Roberts was the executive editor and anchor for Global Toronto from 2001 to 2015, hosting the station's News Hour from 5:30-6:30 p.m., and co-anchoring Global and Shaw Media's The Morning Show from 2013 until 2015.

During those years he also hosted his own radio talk show on CFRB in Toronto, was a daily contributor to talk station AM 640 Toronto, and penned a column, "The Five Things I Learned This Week" in the National Post.

In 2011 and 2013 he was nominated for the Gemini Award/Canadian Screen Awards for Canada's Best News Anchor. Roberts won two CSA's while hosting Focus Ontario.

===Global News===
In September 2001, Roberts was recruited by CanWest's Toronto division to be a co-anchor with Beverly Thomson of the station's supper time news show. Roberts arrived just a week before the terrorist attacks of September 11, 2001. The news team included meteorologist Michael Kuss and sports director Jim Tatti. From June 2010 until August 2013, his co-anchor was former CITY-TV anchor Anne Mroczkowski, who replaced Anne-Marie Mediwake after she moved to CBC News. Roberts was the show's sole anchor from August 2013 until his resignation. He also hosted Global Ontario's 11 pm news broadcast for several years. As well as Focus Ontario, the country's longest running political show, which he co-hosted with former Ontario Progressive Conservative leader and later Mayor of Toronto, John Tory.

In 2013, Roberts became the co-host with Liza Fromer on the national edition of Global and Shaw Media's The Morning Show in addition to his News Hour duties.

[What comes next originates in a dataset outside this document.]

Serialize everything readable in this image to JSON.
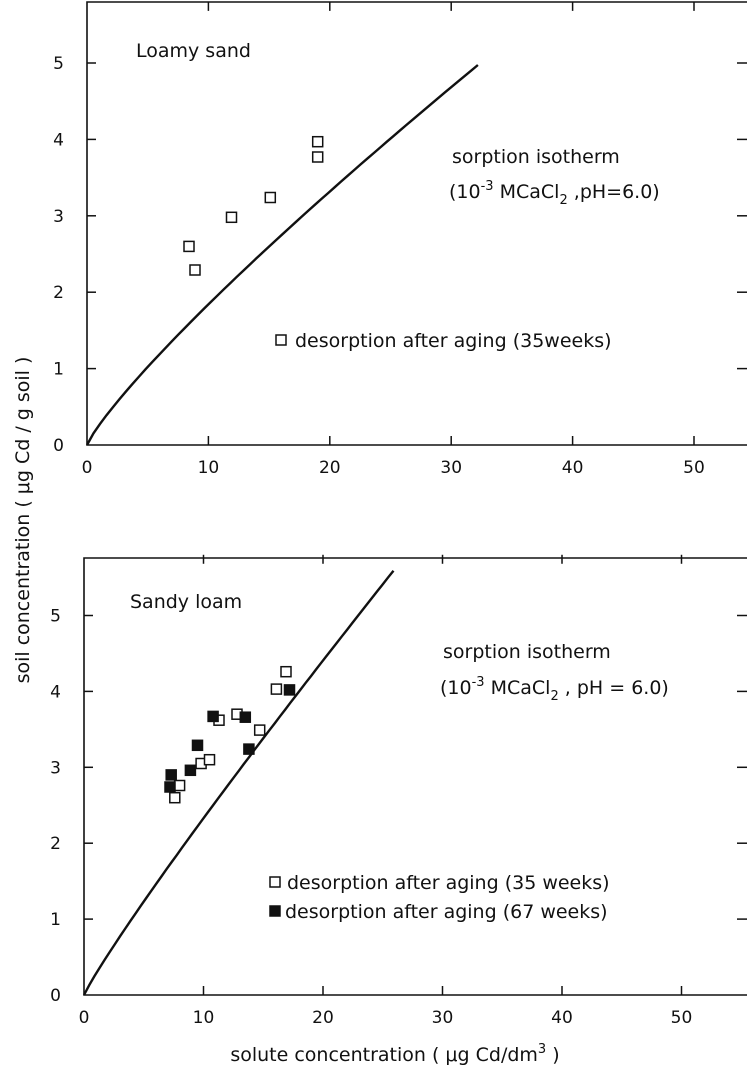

On January 8, 2015, Global Television announced that they had suspended Roberts indefinitely pending the company's investigation of alleged conflict of interest following a Toronto Star report that revealed Roberts had equity in a public relations firm, clients of which had appeared on his programs, and for whom he had rendered communications consulting, without disclosure to colleagues or viewers.

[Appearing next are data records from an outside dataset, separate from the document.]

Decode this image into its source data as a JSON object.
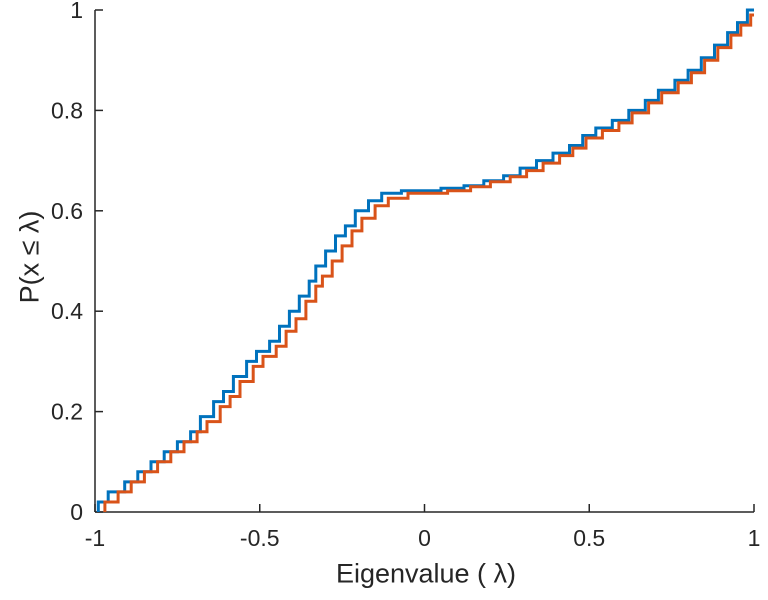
{
  "chart_data": {
    "type": "line",
    "subtype": "ecdf-step",
    "title": "",
    "xlabel": "Eigenvalue ( λ)",
    "ylabel": "P(x ≤ λ)",
    "xlim": [
      -1,
      1
    ],
    "ylim": [
      0,
      1
    ],
    "xticks": [
      -1,
      -0.5,
      0,
      0.5,
      1
    ],
    "xtick_labels": [
      "-1",
      "-0.5",
      "0",
      "0.5",
      "1"
    ],
    "yticks": [
      0,
      0.2,
      0.4,
      0.6,
      0.8,
      1
    ],
    "ytick_labels": [
      "0",
      "0.2",
      "0.4",
      "0.6",
      "0.8",
      "1"
    ],
    "grid": false,
    "legend_position": "none",
    "background": "#FFFFFF",
    "axis_color": "#262626",
    "series": [
      {
        "name": "ecdf-series-1",
        "color": "#0072BD",
        "line_width": 3,
        "x": [
          -0.99,
          -0.96,
          -0.91,
          -0.87,
          -0.83,
          -0.79,
          -0.75,
          -0.71,
          -0.68,
          -0.64,
          -0.61,
          -0.58,
          -0.54,
          -0.51,
          -0.47,
          -0.44,
          -0.41,
          -0.38,
          -0.35,
          -0.33,
          -0.3,
          -0.27,
          -0.24,
          -0.21,
          -0.17,
          -0.13,
          -0.07,
          0.05,
          0.12,
          0.18,
          0.24,
          0.29,
          0.34,
          0.39,
          0.44,
          0.48,
          0.52,
          0.57,
          0.62,
          0.67,
          0.71,
          0.76,
          0.8,
          0.84,
          0.88,
          0.92,
          0.95,
          0.98
        ],
        "y": [
          0.02,
          0.04,
          0.06,
          0.08,
          0.1,
          0.12,
          0.14,
          0.16,
          0.19,
          0.22,
          0.24,
          0.27,
          0.3,
          0.32,
          0.34,
          0.37,
          0.4,
          0.43,
          0.46,
          0.49,
          0.52,
          0.55,
          0.57,
          0.6,
          0.62,
          0.635,
          0.64,
          0.645,
          0.65,
          0.66,
          0.67,
          0.685,
          0.7,
          0.715,
          0.73,
          0.75,
          0.765,
          0.78,
          0.8,
          0.82,
          0.84,
          0.86,
          0.88,
          0.905,
          0.93,
          0.955,
          0.975,
          1.0
        ]
      },
      {
        "name": "ecdf-series-2",
        "color": "#D95319",
        "line_width": 3,
        "x": [
          -0.97,
          -0.93,
          -0.89,
          -0.85,
          -0.81,
          -0.77,
          -0.73,
          -0.69,
          -0.66,
          -0.62,
          -0.59,
          -0.56,
          -0.52,
          -0.49,
          -0.45,
          -0.42,
          -0.39,
          -0.36,
          -0.33,
          -0.31,
          -0.28,
          -0.25,
          -0.22,
          -0.19,
          -0.15,
          -0.11,
          -0.05,
          0.07,
          0.14,
          0.2,
          0.26,
          0.31,
          0.36,
          0.41,
          0.45,
          0.49,
          0.54,
          0.59,
          0.63,
          0.68,
          0.72,
          0.77,
          0.81,
          0.85,
          0.89,
          0.93,
          0.96,
          0.99
        ],
        "y": [
          0.02,
          0.04,
          0.06,
          0.08,
          0.1,
          0.12,
          0.14,
          0.16,
          0.18,
          0.21,
          0.23,
          0.26,
          0.29,
          0.31,
          0.33,
          0.36,
          0.385,
          0.42,
          0.45,
          0.47,
          0.5,
          0.53,
          0.56,
          0.585,
          0.61,
          0.625,
          0.635,
          0.64,
          0.648,
          0.658,
          0.668,
          0.68,
          0.695,
          0.71,
          0.725,
          0.745,
          0.76,
          0.775,
          0.795,
          0.815,
          0.835,
          0.855,
          0.875,
          0.9,
          0.925,
          0.95,
          0.97,
          0.99
        ]
      }
    ]
  }
}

Roberts resigned from Global News a week later. He issued a statement that read: "I am resigning my position as News Anchor and Executive Editor of Global Toronto effective immediately. I regret the circumstances, specifically a failure to disclose information, which led to this outcome. Over the past 15 years, I have worked within a news organization and among colleagues who are the best in the business. For that privilege, I will always be grateful." Global News issued a memo to its staff stating that: "Leslie Roberts has resigned, effective immediately, from his position as Anchor and Executive Editor of Global Toronto, and co-host of The National Morning Show. In light of the findings of an internal investigation, conducted on the basis of our Business Conduct Standards and the Global News Journalistic Principles and Practices, Global News is satisfied with today’s outcome."

=== Recent years ===

After leaving Global in January 2015, he was a freelance broadcaster and communications specialist, working with technology firms, based in Los Angeles. In 2016, he reported for radio stations CJAD Montreal, and CFRA Ottawa, covering the arrest of a man found with weapons on his way to the LA pride parade, just hours after the worst mass shooting in U.S. history in Orlando, Florida.

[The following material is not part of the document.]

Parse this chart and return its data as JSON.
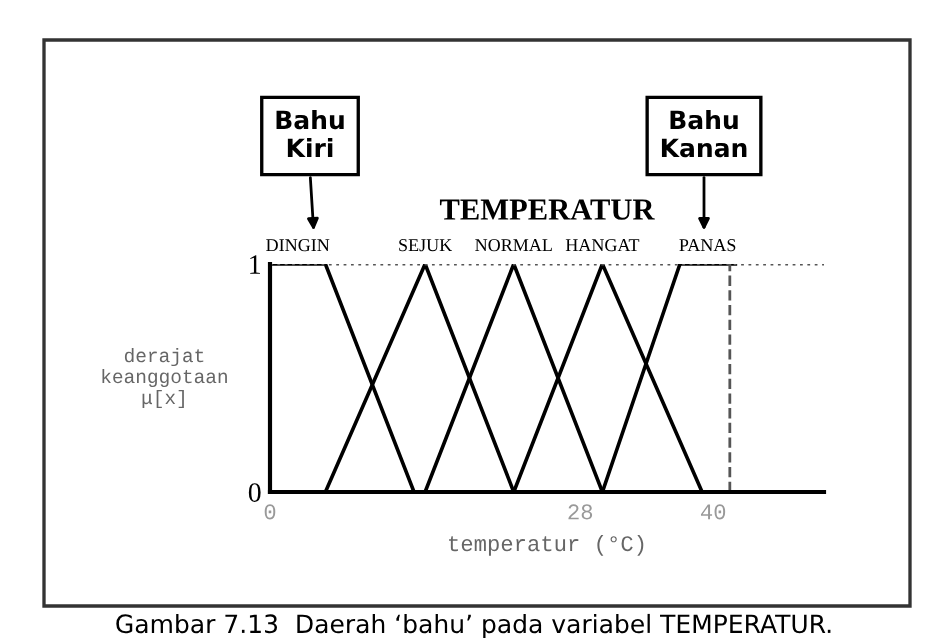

In December 2016, he returned to his hometown of Montreal with his own show, airing weekdays from 9 a.m. to noon on CJAD. He replaced longtime CJAD personality Tommy Schnurmacher, who began semi-retirement and then hosted the one-hour "Gang of Four" weekdays at noon for a time.

He left CJAD in 2019, moving to Bell Media in Ottawa where he hosted CTV Ottawa's edition of CTV Morning Live as well as a morning radio show, Ottawa at Work with Leslie Roberts on sister station CFRA.

In June 2022, he told his audience he was leaving CTV and CFRA, thanking Ottawa viewers and listeners for his “three great years in the capital.”

Returning to Montreal, he worked as a freelance columnist for the National Post and Montreal Gazette until announcing his candidacy for Montreal City Council in September 2025.